Des contre appels, à la candidature de Paul Biya à une élection présidentielle anticipée, se multiplient.

Des cadres du parti au pouvoir, demandent depuis quelques temps, au président Biya de modifier la constitution, et de se porter candidat à une élection anticipée.

En réaction l’opposition et la société civile, sont passées à l’offensive. Elles multiplient des contre-appels à la candidature du président.

Certains estiment qu’appeler Biya à se porter candidat à 83 ans, est « criminel » et « suicidaire », et synonyme de confiscation de l’alternance.

Abel Elimbi Lobe, cadre du Social Democratic Front (Sdf), le premier parti de l’opposition, a mis en ligne une pétition baptisée, « l’APPEL À LA RETRAITE DU PRÉSIDENT PAUL BIYA ».

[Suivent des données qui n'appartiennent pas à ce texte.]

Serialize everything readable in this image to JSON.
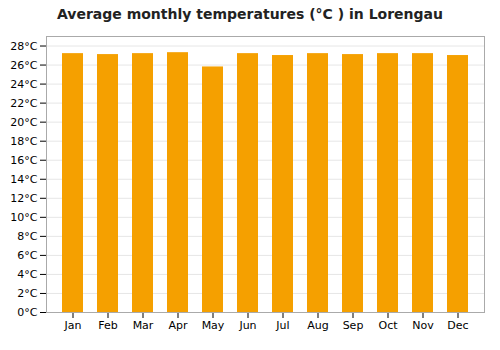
{
  "chart_data": {
    "type": "bar",
    "title": "Average monthly temperatures (°C ) in Lorengau",
    "categories": [
      "Jan",
      "Feb",
      "Mar",
      "Apr",
      "May",
      "Jun",
      "Jul",
      "Aug",
      "Sep",
      "Oct",
      "Nov",
      "Dec"
    ],
    "values": [
      27.2,
      27.1,
      27.2,
      27.3,
      25.8,
      27.2,
      27.0,
      27.2,
      27.1,
      27.2,
      27.2,
      27.0
    ],
    "color": "#F5A000",
    "ylim": [
      0,
      29
    ],
    "yticks": [
      {
        "value": 0,
        "label": "0°C"
      },
      {
        "value": 2,
        "label": "2°C"
      },
      {
        "value": 4,
        "label": "4°C"
      },
      {
        "value": 6,
        "label": "6°C"
      },
      {
        "value": 8,
        "label": "8°C"
      },
      {
        "value": 10,
        "label": "10°C"
      },
      {
        "value": 12,
        "label": "12°C"
      },
      {
        "value": 14,
        "label": "14°C"
      },
      {
        "value": 16,
        "label": "16°C"
      },
      {
        "value": 18,
        "label": "18°C"
      },
      {
        "value": 20,
        "label": "20°C"
      },
      {
        "value": 22,
        "label": "22°C"
      },
      {
        "value": 24,
        "label": "24°C"
      },
      {
        "value": 26,
        "label": "26°C"
      },
      {
        "value": 28,
        "label": "28°C"
      }
    ],
    "grid": true
  }
}
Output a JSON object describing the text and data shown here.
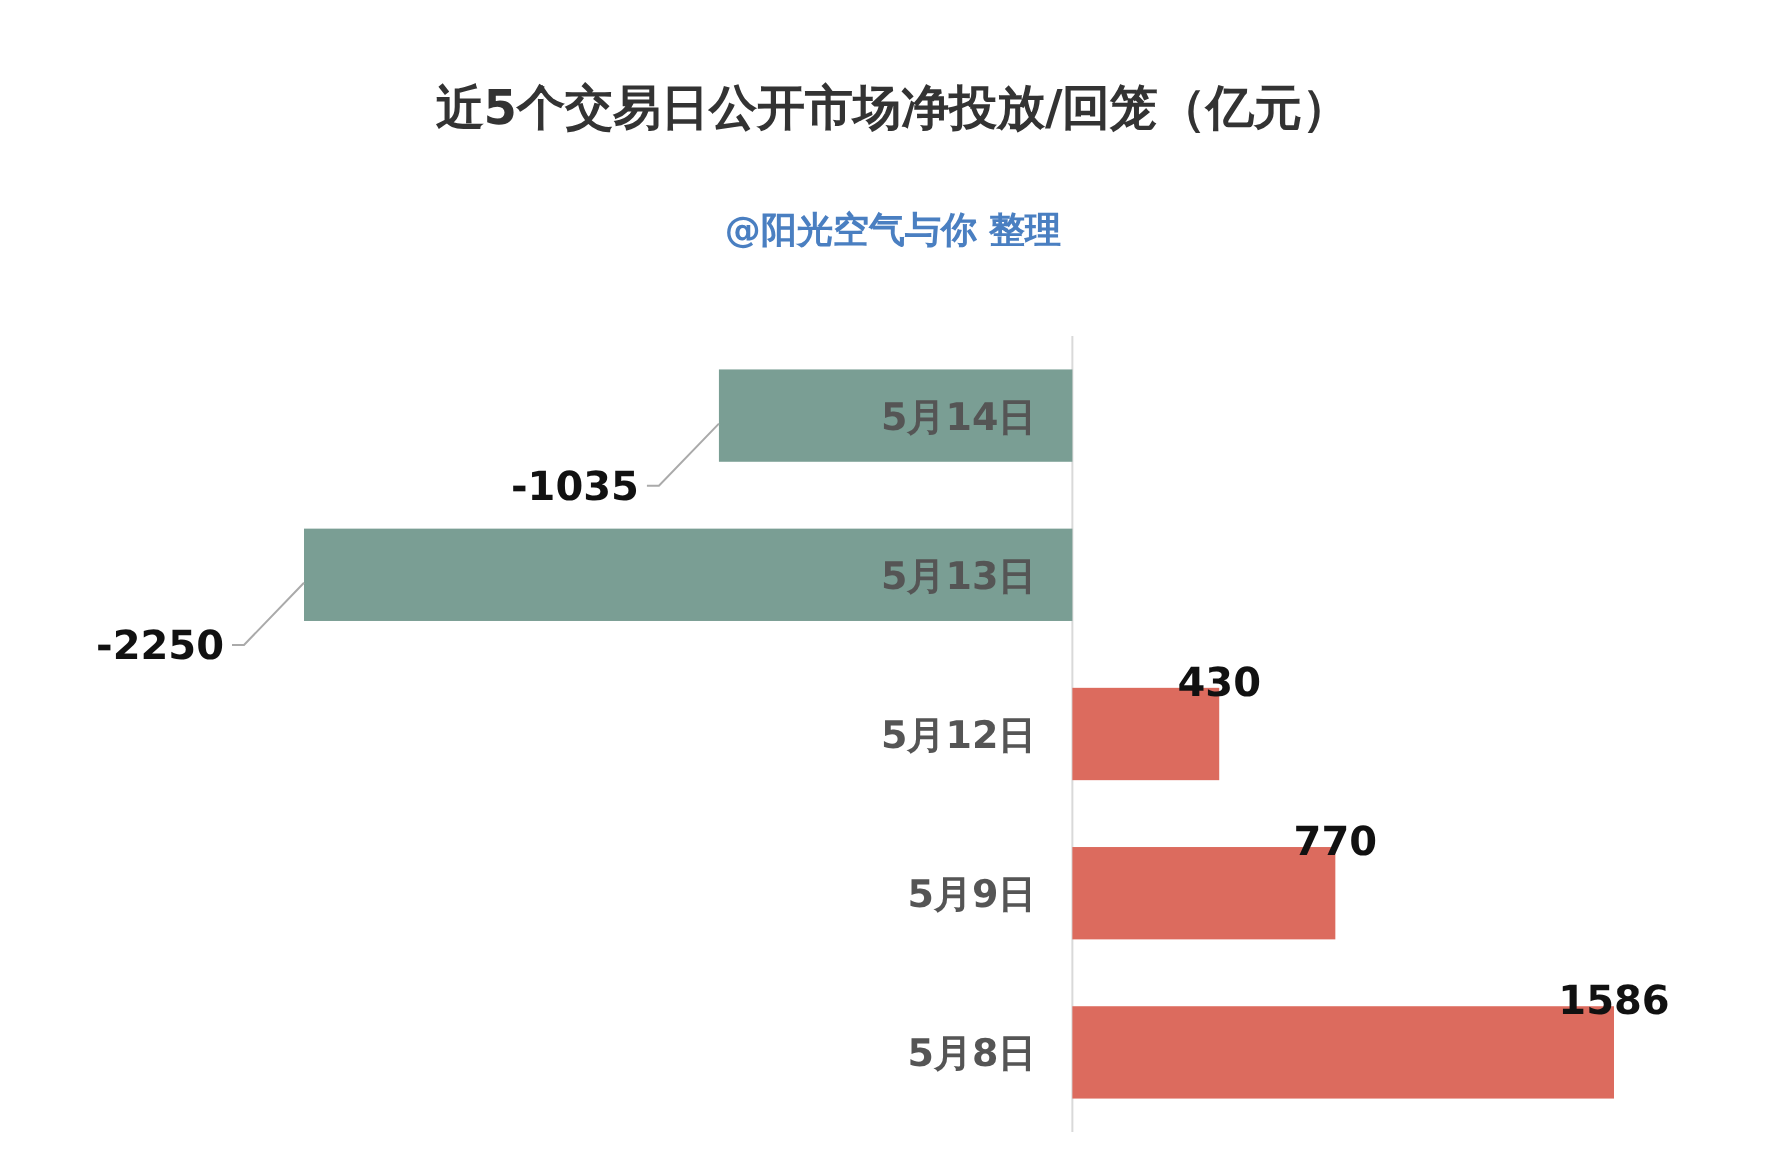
{
  "chart_data": {
    "type": "bar",
    "orientation": "horizontal",
    "title": "近5个交易日公开市场净投放/回笼（亿元）",
    "subtitle": "@阳光空气与你 整理",
    "categories": [
      "5月14日",
      "5月13日",
      "5月12日",
      "5月9日",
      "5月8日"
    ],
    "values": [
      -1035,
      -2250,
      430,
      770,
      1586
    ],
    "colors": [
      "#7a9e94",
      "#7a9e94",
      "#dc6b5e",
      "#dc6b5e",
      "#dc6b5e"
    ],
    "data_labels": true
  }
}
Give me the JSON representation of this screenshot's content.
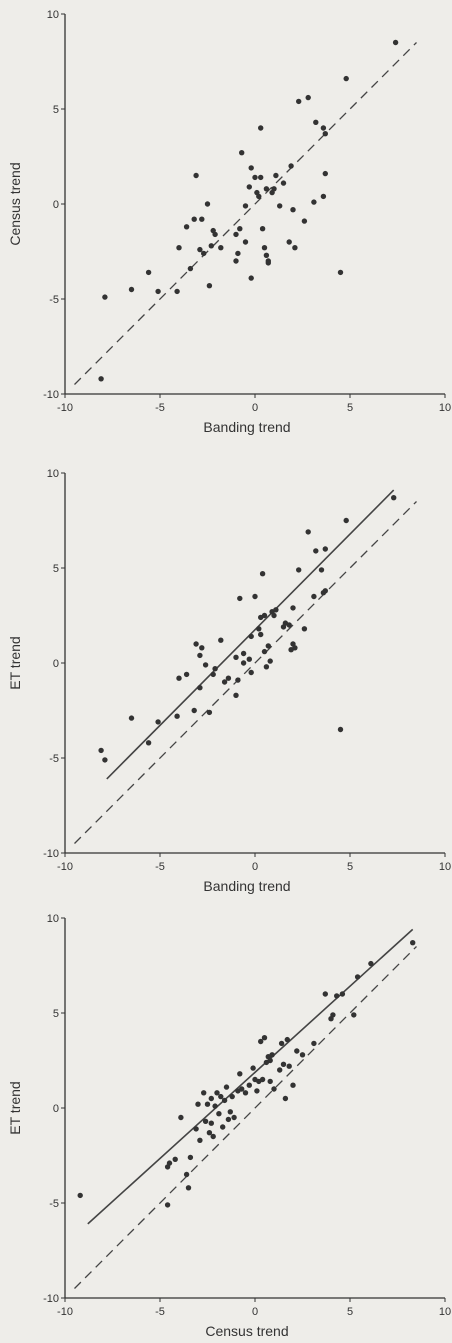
{
  "chart_data": [
    {
      "type": "scatter",
      "xlabel": "Banding trend",
      "ylabel": "Census trend",
      "xlim": [
        -10,
        10
      ],
      "ylim": [
        -10,
        10
      ],
      "xticks": [
        "-10",
        "-5",
        "0",
        "5",
        "10"
      ],
      "yticks": [
        "10",
        "5",
        "0",
        "-5",
        "-10"
      ],
      "reference_lines": [
        {
          "kind": "identity",
          "style": "dashed",
          "from": [
            -9.5,
            -9.5
          ],
          "to": [
            8.5,
            8.5
          ]
        }
      ],
      "points": [
        [
          -8.1,
          -9.2
        ],
        [
          -7.9,
          -4.9
        ],
        [
          -6.5,
          -4.5
        ],
        [
          -5.6,
          -3.6
        ],
        [
          -5.1,
          -4.6
        ],
        [
          -4.1,
          -4.6
        ],
        [
          -4.0,
          -2.3
        ],
        [
          -3.6,
          -1.2
        ],
        [
          -3.4,
          -3.4
        ],
        [
          -3.2,
          -0.8
        ],
        [
          -3.1,
          1.5
        ],
        [
          -2.9,
          -2.4
        ],
        [
          -2.8,
          -0.8
        ],
        [
          -2.7,
          -2.6
        ],
        [
          -2.5,
          0.0
        ],
        [
          -2.4,
          -4.3
        ],
        [
          -2.3,
          -2.2
        ],
        [
          -2.2,
          -1.4
        ],
        [
          -2.1,
          -1.6
        ],
        [
          -1.8,
          -2.3
        ],
        [
          -1.0,
          -1.6
        ],
        [
          -1.0,
          -3.0
        ],
        [
          -0.9,
          -2.6
        ],
        [
          -0.8,
          -1.3
        ],
        [
          -0.7,
          2.7
        ],
        [
          -0.5,
          -2.0
        ],
        [
          -0.5,
          -0.1
        ],
        [
          -0.3,
          0.9
        ],
        [
          -0.2,
          -3.9
        ],
        [
          -0.2,
          1.9
        ],
        [
          0.0,
          1.4
        ],
        [
          0.1,
          0.6
        ],
        [
          0.2,
          0.4
        ],
        [
          0.3,
          4.0
        ],
        [
          0.3,
          1.4
        ],
        [
          0.4,
          -1.3
        ],
        [
          0.5,
          -2.3
        ],
        [
          0.6,
          0.8
        ],
        [
          0.6,
          -2.7
        ],
        [
          0.7,
          -3.0
        ],
        [
          0.7,
          -3.1
        ],
        [
          0.9,
          0.6
        ],
        [
          1.0,
          0.8
        ],
        [
          1.1,
          1.5
        ],
        [
          1.3,
          -0.1
        ],
        [
          1.5,
          1.1
        ],
        [
          1.8,
          -2.0
        ],
        [
          1.9,
          2.0
        ],
        [
          2.0,
          -0.3
        ],
        [
          2.1,
          -2.3
        ],
        [
          2.3,
          5.4
        ],
        [
          2.6,
          -0.9
        ],
        [
          2.8,
          5.6
        ],
        [
          3.1,
          0.1
        ],
        [
          3.2,
          4.3
        ],
        [
          3.6,
          4.0
        ],
        [
          3.6,
          0.4
        ],
        [
          3.7,
          1.6
        ],
        [
          3.7,
          3.7
        ],
        [
          4.5,
          -3.6
        ],
        [
          4.8,
          6.6
        ],
        [
          7.4,
          8.5
        ]
      ]
    },
    {
      "type": "scatter",
      "xlabel": "Banding trend",
      "ylabel": "ET trend",
      "xlim": [
        -10,
        10
      ],
      "ylim": [
        -10,
        10
      ],
      "xticks": [
        "-10",
        "-5",
        "0",
        "5",
        "10"
      ],
      "yticks": [
        "10",
        "5",
        "0",
        "-5",
        "-10"
      ],
      "reference_lines": [
        {
          "kind": "identity",
          "style": "dashed",
          "from": [
            -9.5,
            -9.5
          ],
          "to": [
            8.5,
            8.5
          ]
        },
        {
          "kind": "fit",
          "style": "solid",
          "from": [
            -7.8,
            -6.1
          ],
          "to": [
            7.3,
            9.1
          ]
        }
      ],
      "points": [
        [
          -8.1,
          -4.6
        ],
        [
          -7.9,
          -5.1
        ],
        [
          -6.5,
          -2.9
        ],
        [
          -5.6,
          -4.2
        ],
        [
          -5.1,
          -3.1
        ],
        [
          -4.1,
          -2.8
        ],
        [
          -4.0,
          -0.8
        ],
        [
          -3.6,
          -0.6
        ],
        [
          -3.2,
          -2.5
        ],
        [
          -3.1,
          1.0
        ],
        [
          -2.9,
          -1.3
        ],
        [
          -2.9,
          0.4
        ],
        [
          -2.8,
          0.8
        ],
        [
          -2.6,
          -0.1
        ],
        [
          -2.4,
          -2.6
        ],
        [
          -2.2,
          -0.6
        ],
        [
          -2.1,
          -0.3
        ],
        [
          -1.8,
          1.2
        ],
        [
          -1.6,
          -1.0
        ],
        [
          -1.4,
          -0.8
        ],
        [
          -1.0,
          0.3
        ],
        [
          -1.0,
          -1.7
        ],
        [
          -0.9,
          -0.9
        ],
        [
          -0.8,
          3.4
        ],
        [
          -0.6,
          0.5
        ],
        [
          -0.6,
          0.0
        ],
        [
          -0.3,
          0.2
        ],
        [
          -0.2,
          1.4
        ],
        [
          -0.2,
          -0.5
        ],
        [
          0.0,
          3.5
        ],
        [
          0.2,
          1.8
        ],
        [
          0.3,
          2.4
        ],
        [
          0.3,
          1.5
        ],
        [
          0.4,
          4.7
        ],
        [
          0.5,
          2.5
        ],
        [
          0.5,
          0.6
        ],
        [
          0.6,
          -0.2
        ],
        [
          0.7,
          0.9
        ],
        [
          0.8,
          0.1
        ],
        [
          0.9,
          2.7
        ],
        [
          1.0,
          2.5
        ],
        [
          1.1,
          2.8
        ],
        [
          1.5,
          1.9
        ],
        [
          1.6,
          2.1
        ],
        [
          1.8,
          2.0
        ],
        [
          1.9,
          0.7
        ],
        [
          2.0,
          2.9
        ],
        [
          2.0,
          1.0
        ],
        [
          2.1,
          0.8
        ],
        [
          2.3,
          4.9
        ],
        [
          2.6,
          1.8
        ],
        [
          2.8,
          6.9
        ],
        [
          3.1,
          3.5
        ],
        [
          3.2,
          5.9
        ],
        [
          3.5,
          4.9
        ],
        [
          3.6,
          3.7
        ],
        [
          3.7,
          3.8
        ],
        [
          3.7,
          6.0
        ],
        [
          4.5,
          -3.5
        ],
        [
          4.8,
          7.5
        ],
        [
          7.3,
          8.7
        ]
      ]
    },
    {
      "type": "scatter",
      "xlabel": "Census trend",
      "ylabel": "ET trend",
      "xlim": [
        -10,
        10
      ],
      "ylim": [
        -10,
        10
      ],
      "xticks": [
        "-10",
        "-5",
        "0",
        "5",
        "10"
      ],
      "yticks": [
        "10",
        "5",
        "0",
        "-5",
        "-10"
      ],
      "reference_lines": [
        {
          "kind": "identity",
          "style": "dashed",
          "from": [
            -9.5,
            -9.5
          ],
          "to": [
            8.5,
            8.5
          ]
        },
        {
          "kind": "fit",
          "style": "solid",
          "from": [
            -8.8,
            -6.1
          ],
          "to": [
            8.3,
            9.4
          ]
        }
      ],
      "points": [
        [
          -9.2,
          -4.6
        ],
        [
          -4.6,
          -5.1
        ],
        [
          -4.6,
          -3.1
        ],
        [
          -4.5,
          -2.9
        ],
        [
          -4.2,
          -2.7
        ],
        [
          -3.9,
          -0.5
        ],
        [
          -3.6,
          -3.5
        ],
        [
          -3.5,
          -4.2
        ],
        [
          -3.4,
          -2.6
        ],
        [
          -3.1,
          -1.1
        ],
        [
          -3.0,
          0.2
        ],
        [
          -2.9,
          -1.7
        ],
        [
          -2.7,
          0.8
        ],
        [
          -2.6,
          -0.7
        ],
        [
          -2.5,
          0.2
        ],
        [
          -2.4,
          -1.3
        ],
        [
          -2.3,
          -0.8
        ],
        [
          -2.3,
          0.5
        ],
        [
          -2.2,
          -1.5
        ],
        [
          -2.1,
          0.1
        ],
        [
          -2.0,
          0.8
        ],
        [
          -1.9,
          -0.3
        ],
        [
          -1.8,
          0.6
        ],
        [
          -1.7,
          -1.0
        ],
        [
          -1.6,
          0.4
        ],
        [
          -1.5,
          1.1
        ],
        [
          -1.4,
          -0.6
        ],
        [
          -1.3,
          -0.2
        ],
        [
          -1.2,
          0.6
        ],
        [
          -1.1,
          -0.5
        ],
        [
          -0.9,
          0.9
        ],
        [
          -0.8,
          1.8
        ],
        [
          -0.7,
          1.0
        ],
        [
          -0.5,
          0.8
        ],
        [
          -0.3,
          1.2
        ],
        [
          -0.1,
          2.1
        ],
        [
          0.0,
          1.5
        ],
        [
          0.1,
          0.9
        ],
        [
          0.2,
          1.4
        ],
        [
          0.3,
          3.5
        ],
        [
          0.4,
          1.5
        ],
        [
          0.5,
          3.7
        ],
        [
          0.6,
          2.4
        ],
        [
          0.7,
          2.7
        ],
        [
          0.8,
          1.4
        ],
        [
          0.8,
          2.5
        ],
        [
          0.9,
          2.8
        ],
        [
          1.0,
          1.0
        ],
        [
          1.3,
          2.0
        ],
        [
          1.4,
          3.4
        ],
        [
          1.5,
          2.3
        ],
        [
          1.6,
          0.5
        ],
        [
          1.7,
          3.6
        ],
        [
          1.8,
          2.2
        ],
        [
          2.0,
          1.2
        ],
        [
          2.2,
          3.0
        ],
        [
          2.5,
          2.8
        ],
        [
          3.1,
          3.4
        ],
        [
          3.7,
          6.0
        ],
        [
          4.0,
          4.7
        ],
        [
          4.1,
          4.9
        ],
        [
          4.3,
          5.9
        ],
        [
          4.6,
          6.0
        ],
        [
          5.2,
          4.9
        ],
        [
          5.4,
          6.9
        ],
        [
          6.1,
          7.6
        ],
        [
          8.3,
          8.7
        ]
      ]
    }
  ]
}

À partir de N’Gaounderé, dans la région de l’Adamaoua, le front du « Tout sauf Biya », défraie la chronique, depuis le début de la semaine, avec une lettre ouverte, « dans nos traditions africaines, un homme de 83 ans, ne va ni au champ, ni à la pêche, ni à la chasse. Il mange. Il dort. Il raconte des histoires à ses petits-enfants et arrière-petits-enfants. Il ne travaille plus pour les autres. Ce sont les autres, les plus jeunes, qui travaillent pour lui », écrit Prosper Nkou Mvondo, du parti Univers et précurseur du front « Tous sauf Biya », pour demander la retraite de Paul Biya.

Avant d’ajouter, « depuis un certain temps, on entend çà et là, des citoyens qui appelant un homme de 83 ans, à continuer de travailler. Pour plus de 20 millions de personnes, visiblement ils ont perdu la raison. Nous demandons à Dieu de leur pardonner car ils ne savent pas ce qu’ils font. Par contre, nous avons des choses à dire à celui qui les envoie faire ces appels à candidature ».

Les opposants, accusent l’actuel chef de l’Etat, âgé de 83 ans dont bientôt 34 au pouvoir, de « bloquer l’alternance politique au Cameroun, dont les bases ont été posées par son prédécesseur le premier président camerounais, Ahmadou Ahidjo ».